PySpark Scaling Demo¶

CIML Summer Institute¶

UC San Diego¶


Setup¶

In [1]:
# Initialize Spark

import pyspark
from pyspark.sql import SparkSession, Row

# Change N in local[N] to change number of resources 
# Note change in execution time
conf = pyspark.SparkConf().setAll([('spark.master', 'local[1]'),
                                   ('spark.app.name', 'Spark Demo'),
                                   ])
spark = SparkSession.builder.config(conf=conf).getOrCreate()

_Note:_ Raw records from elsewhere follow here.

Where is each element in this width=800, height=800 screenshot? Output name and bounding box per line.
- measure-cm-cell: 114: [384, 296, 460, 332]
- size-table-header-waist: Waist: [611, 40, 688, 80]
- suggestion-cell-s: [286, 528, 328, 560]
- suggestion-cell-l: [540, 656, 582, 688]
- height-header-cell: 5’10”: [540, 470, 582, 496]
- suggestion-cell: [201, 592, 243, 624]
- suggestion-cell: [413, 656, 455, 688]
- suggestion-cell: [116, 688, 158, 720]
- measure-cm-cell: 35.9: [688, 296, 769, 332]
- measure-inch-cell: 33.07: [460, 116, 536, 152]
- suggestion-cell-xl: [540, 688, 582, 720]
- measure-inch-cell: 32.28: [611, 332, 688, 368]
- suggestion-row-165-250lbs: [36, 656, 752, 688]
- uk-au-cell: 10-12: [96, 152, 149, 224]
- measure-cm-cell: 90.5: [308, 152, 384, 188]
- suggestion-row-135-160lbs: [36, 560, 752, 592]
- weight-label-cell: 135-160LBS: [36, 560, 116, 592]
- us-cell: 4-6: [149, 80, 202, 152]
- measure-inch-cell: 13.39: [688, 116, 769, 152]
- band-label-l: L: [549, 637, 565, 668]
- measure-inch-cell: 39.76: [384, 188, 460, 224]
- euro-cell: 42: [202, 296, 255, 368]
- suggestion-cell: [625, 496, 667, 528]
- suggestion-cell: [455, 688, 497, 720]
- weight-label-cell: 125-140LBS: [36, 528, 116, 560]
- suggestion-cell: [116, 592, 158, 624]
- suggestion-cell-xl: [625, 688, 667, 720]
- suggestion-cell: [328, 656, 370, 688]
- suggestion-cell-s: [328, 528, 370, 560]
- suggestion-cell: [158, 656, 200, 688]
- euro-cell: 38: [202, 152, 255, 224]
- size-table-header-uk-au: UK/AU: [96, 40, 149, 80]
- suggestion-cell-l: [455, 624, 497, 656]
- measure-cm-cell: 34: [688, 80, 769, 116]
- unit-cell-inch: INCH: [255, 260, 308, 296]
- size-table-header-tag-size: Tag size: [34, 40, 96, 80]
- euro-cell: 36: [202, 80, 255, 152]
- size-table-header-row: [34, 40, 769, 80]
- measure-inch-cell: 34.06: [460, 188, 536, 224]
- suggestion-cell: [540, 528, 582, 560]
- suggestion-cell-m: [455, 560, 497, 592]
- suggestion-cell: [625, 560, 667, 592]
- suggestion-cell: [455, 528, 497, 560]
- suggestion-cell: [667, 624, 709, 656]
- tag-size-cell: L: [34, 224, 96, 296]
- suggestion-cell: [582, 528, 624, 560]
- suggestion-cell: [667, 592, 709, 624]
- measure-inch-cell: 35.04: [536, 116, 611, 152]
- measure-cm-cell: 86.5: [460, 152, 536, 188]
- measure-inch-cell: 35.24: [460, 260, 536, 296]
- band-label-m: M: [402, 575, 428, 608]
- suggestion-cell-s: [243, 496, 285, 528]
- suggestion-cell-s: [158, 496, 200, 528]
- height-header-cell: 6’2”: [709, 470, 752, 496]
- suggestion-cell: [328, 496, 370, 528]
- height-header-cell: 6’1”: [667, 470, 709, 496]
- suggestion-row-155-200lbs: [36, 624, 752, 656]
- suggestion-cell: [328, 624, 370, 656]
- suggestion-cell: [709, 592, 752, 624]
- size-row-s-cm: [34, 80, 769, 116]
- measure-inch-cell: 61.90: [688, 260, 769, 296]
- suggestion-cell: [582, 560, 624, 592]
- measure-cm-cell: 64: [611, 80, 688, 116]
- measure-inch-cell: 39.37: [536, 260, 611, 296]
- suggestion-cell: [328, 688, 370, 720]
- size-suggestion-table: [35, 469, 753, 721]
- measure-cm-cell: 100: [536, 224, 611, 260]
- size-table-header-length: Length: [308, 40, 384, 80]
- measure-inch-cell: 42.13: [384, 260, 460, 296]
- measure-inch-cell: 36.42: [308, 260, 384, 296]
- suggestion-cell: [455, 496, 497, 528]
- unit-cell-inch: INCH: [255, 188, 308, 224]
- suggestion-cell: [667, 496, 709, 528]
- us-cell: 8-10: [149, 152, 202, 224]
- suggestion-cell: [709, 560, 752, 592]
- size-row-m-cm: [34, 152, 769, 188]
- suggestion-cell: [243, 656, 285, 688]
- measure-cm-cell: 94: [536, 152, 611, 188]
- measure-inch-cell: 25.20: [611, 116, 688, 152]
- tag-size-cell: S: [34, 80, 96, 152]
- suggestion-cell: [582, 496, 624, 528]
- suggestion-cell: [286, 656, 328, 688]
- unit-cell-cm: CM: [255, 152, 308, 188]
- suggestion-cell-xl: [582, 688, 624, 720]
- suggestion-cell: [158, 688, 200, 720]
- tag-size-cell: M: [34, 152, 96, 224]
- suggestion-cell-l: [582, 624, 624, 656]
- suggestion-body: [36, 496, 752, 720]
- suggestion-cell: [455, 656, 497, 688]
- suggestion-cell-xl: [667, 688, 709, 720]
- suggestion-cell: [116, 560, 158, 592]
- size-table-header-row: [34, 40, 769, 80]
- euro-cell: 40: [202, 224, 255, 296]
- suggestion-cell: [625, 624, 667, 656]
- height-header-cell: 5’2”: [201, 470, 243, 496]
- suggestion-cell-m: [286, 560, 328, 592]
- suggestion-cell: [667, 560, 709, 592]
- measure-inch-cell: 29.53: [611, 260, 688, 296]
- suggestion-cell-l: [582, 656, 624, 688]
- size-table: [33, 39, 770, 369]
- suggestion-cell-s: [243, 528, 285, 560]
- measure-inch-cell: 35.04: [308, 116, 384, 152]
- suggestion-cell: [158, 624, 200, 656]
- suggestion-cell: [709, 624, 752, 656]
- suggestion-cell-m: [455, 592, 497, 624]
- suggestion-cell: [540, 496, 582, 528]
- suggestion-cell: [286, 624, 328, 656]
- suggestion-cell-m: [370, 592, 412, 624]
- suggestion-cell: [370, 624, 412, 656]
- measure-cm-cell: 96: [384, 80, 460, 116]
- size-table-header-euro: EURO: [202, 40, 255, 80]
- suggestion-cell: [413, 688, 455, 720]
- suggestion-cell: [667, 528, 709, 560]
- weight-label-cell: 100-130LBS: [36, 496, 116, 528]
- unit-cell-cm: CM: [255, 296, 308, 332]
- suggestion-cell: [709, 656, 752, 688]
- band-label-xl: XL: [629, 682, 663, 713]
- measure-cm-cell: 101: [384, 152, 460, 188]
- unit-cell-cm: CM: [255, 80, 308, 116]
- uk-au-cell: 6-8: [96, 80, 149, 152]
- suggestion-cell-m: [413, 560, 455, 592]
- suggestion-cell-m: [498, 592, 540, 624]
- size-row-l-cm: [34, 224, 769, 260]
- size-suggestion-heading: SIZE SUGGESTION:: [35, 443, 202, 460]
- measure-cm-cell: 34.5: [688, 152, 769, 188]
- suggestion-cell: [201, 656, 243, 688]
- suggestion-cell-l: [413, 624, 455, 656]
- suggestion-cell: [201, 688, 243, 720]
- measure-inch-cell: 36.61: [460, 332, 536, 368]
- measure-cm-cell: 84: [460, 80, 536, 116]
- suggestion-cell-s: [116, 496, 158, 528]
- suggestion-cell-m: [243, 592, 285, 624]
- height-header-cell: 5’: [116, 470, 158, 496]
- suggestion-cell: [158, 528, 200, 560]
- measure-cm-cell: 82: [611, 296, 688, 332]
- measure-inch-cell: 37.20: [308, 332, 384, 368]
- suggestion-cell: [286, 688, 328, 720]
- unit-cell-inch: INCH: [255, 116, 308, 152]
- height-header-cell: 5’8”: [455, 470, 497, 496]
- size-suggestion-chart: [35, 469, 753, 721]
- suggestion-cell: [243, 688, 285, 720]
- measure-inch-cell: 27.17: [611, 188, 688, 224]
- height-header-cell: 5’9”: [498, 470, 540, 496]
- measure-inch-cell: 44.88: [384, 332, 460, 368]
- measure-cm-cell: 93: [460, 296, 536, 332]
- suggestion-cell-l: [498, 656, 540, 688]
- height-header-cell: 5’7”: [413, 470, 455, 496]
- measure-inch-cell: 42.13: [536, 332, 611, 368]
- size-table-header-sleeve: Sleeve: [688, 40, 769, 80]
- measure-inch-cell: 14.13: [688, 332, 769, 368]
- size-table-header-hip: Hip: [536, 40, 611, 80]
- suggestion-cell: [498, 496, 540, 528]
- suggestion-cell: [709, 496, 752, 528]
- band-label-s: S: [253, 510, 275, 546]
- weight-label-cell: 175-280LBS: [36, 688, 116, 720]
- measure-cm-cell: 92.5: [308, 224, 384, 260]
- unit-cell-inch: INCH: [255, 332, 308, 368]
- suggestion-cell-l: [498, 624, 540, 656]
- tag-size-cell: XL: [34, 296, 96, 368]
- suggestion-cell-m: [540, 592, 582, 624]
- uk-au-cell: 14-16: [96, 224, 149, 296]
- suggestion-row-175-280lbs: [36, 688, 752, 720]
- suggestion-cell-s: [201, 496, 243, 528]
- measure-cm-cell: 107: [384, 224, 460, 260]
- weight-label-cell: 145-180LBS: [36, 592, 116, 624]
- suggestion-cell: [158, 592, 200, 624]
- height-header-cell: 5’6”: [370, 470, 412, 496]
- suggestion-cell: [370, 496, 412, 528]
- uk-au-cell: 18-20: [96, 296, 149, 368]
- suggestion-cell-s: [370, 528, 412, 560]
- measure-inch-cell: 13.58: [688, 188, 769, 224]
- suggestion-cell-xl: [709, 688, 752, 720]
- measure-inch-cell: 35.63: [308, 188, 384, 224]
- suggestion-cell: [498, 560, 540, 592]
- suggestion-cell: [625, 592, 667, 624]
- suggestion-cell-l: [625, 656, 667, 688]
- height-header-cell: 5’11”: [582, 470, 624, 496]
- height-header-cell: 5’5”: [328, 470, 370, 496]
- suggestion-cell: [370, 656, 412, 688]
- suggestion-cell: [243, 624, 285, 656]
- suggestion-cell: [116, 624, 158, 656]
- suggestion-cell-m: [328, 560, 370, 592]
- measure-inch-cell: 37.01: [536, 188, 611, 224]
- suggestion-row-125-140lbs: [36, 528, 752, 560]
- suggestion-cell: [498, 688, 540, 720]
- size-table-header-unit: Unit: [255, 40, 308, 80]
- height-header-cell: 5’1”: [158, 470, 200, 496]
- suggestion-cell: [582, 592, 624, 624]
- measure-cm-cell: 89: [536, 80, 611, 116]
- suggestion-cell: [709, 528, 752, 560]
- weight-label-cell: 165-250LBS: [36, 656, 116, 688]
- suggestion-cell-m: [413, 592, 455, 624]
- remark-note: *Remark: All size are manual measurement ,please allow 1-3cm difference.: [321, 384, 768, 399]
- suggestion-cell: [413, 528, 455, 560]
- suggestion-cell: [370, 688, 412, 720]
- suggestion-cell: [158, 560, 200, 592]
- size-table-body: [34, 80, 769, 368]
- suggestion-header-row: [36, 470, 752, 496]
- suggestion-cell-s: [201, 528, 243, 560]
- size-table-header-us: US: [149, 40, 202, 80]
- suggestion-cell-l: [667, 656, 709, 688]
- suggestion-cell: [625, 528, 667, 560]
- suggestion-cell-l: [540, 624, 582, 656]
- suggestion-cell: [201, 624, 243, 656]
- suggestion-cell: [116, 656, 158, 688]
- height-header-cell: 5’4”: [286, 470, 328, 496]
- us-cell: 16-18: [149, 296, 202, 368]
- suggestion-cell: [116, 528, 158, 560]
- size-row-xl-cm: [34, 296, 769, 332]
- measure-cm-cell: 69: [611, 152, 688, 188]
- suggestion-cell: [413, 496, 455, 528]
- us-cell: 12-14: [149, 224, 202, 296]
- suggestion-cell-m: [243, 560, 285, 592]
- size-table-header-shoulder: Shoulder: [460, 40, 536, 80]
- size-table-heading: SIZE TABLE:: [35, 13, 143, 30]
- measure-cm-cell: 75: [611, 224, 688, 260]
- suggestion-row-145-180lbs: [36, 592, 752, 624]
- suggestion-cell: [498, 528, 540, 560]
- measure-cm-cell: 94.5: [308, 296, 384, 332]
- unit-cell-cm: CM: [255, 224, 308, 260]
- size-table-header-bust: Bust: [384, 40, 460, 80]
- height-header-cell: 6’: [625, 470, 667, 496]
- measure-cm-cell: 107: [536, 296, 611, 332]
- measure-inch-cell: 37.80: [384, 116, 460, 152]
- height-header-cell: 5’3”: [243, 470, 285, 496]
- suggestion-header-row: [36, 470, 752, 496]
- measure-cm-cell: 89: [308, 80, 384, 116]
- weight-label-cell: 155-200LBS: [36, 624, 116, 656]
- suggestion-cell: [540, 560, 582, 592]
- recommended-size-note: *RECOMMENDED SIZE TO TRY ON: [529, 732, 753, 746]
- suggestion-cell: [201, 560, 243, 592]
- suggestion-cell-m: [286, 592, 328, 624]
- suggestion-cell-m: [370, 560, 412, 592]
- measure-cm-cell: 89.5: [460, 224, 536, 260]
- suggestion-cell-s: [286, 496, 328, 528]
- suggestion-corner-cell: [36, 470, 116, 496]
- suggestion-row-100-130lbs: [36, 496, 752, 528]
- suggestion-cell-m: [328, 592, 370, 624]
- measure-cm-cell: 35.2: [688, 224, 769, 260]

print (pyspark.version.__version__)
Setting default log level to "WARN".
To adjust logging level use sc.setLogLevel(newLevel). For SparkR, use setLogLevel(newLevel).
25/06/22 17:29:19 WARN NativeCodeLoader: Unable to load native-hadoop library for your platform... using builtin-java classes where applicable
3.5.5
In [2]:
print(spark.sparkContext.defaultParallelism)
1

Record execution start time¶

In [3]:
import time
start_time = time.time()

Read data¶

In [4]:
# Read data into Spark DataFrame 
# Data source: https://jmcauley.ucsd.edu/data/amazon/ 

from os.path import expanduser
HOME = expanduser("~")

data_path = HOME + '/data/'

dataFileName = data_path + "BookReviews_5M.txt"
textDF = spark.read.text(dataFileName)

Process data¶

Count number of rows¶

In [5]:
%%time

textDF.count()
[Stage 0:====================================================>      (8 + 1) / 9]
CPU times: user 4.56 ms, sys: 191 μs, total: 4.75 ms
Wall time: 3.05 s
                                                                                
Out[5]:
5000000

Show first few rows¶

In [6]:
textDF.show()
+--------------------+
|               value|
+--------------------+
|This was the firs...|
|Also after going ...|
|As with all of Ms...|
|I've not read any...|
|This romance nove...|
|Carolina Garcia A...|
|Not only can she ...|
|Once again Garcia...|
|The timing is jus...|
|Engaging. Dark. R...|
|Set amid the back...|
|This novel is a d...|
|If readers are ad...|
| Reviewed by Phyllis|
|      APOOO BookClub|
|A guilty pleasure...|
|In the tradition ...|
|Beryl Unger, top ...|
|What follows is a...|
|The book flap say...|
+--------------------+
only showing top 20 rows

Filter for reviews with the word 'science'¶

In [7]:
%%time

from pyspark.sql.functions import col

filteredDF = textDF.filter(col('value').contains('science'))
CPU times: user 1.29 ms, sys: 38 μs, total: 1.33 ms
Wall time: 30.8 ms
In [8]:
# Uncomment to show entire untruncated review 
# filteredDF.show(truncate=False)
filteredDF.show()
+--------------------+
|               value|
+--------------------+
|If so then it des...|
|This book was an ...|
|A "Welcome to the...|
|Despite painful g...|
|The storyline its...|
|Recommended if yo...|
|I don't really ge...|
|As a reader and r...|
|Sony E-readers:  ...|
|I had rather hope...|
|In the early 1980...|
|You just have to ...|
|Genres in fiction...|
|Although this see...|
|This is one of th...|
|I'm not normally ...|
|From the first pa...|
|Predators of Dark...|
|Predators Of Dark...|
|In short: Highly ...|
+--------------------+
only showing top 20 rows

In [9]:
%%time 

filteredDF.count()
[Stage 5:====================================================>      (8 + 1) / 9]
CPU times: user 2.37 ms, sys: 3.75 ms, total: 6.13 ms
Wall time: 3.31 s
                                                                                
Out[9]:
1403

Print time since execution start¶

In [10]:
print(time.time() - start_time)
8.840343475341797

Stop Spark Session¶

In [11]:
spark.stop()
In [ ]: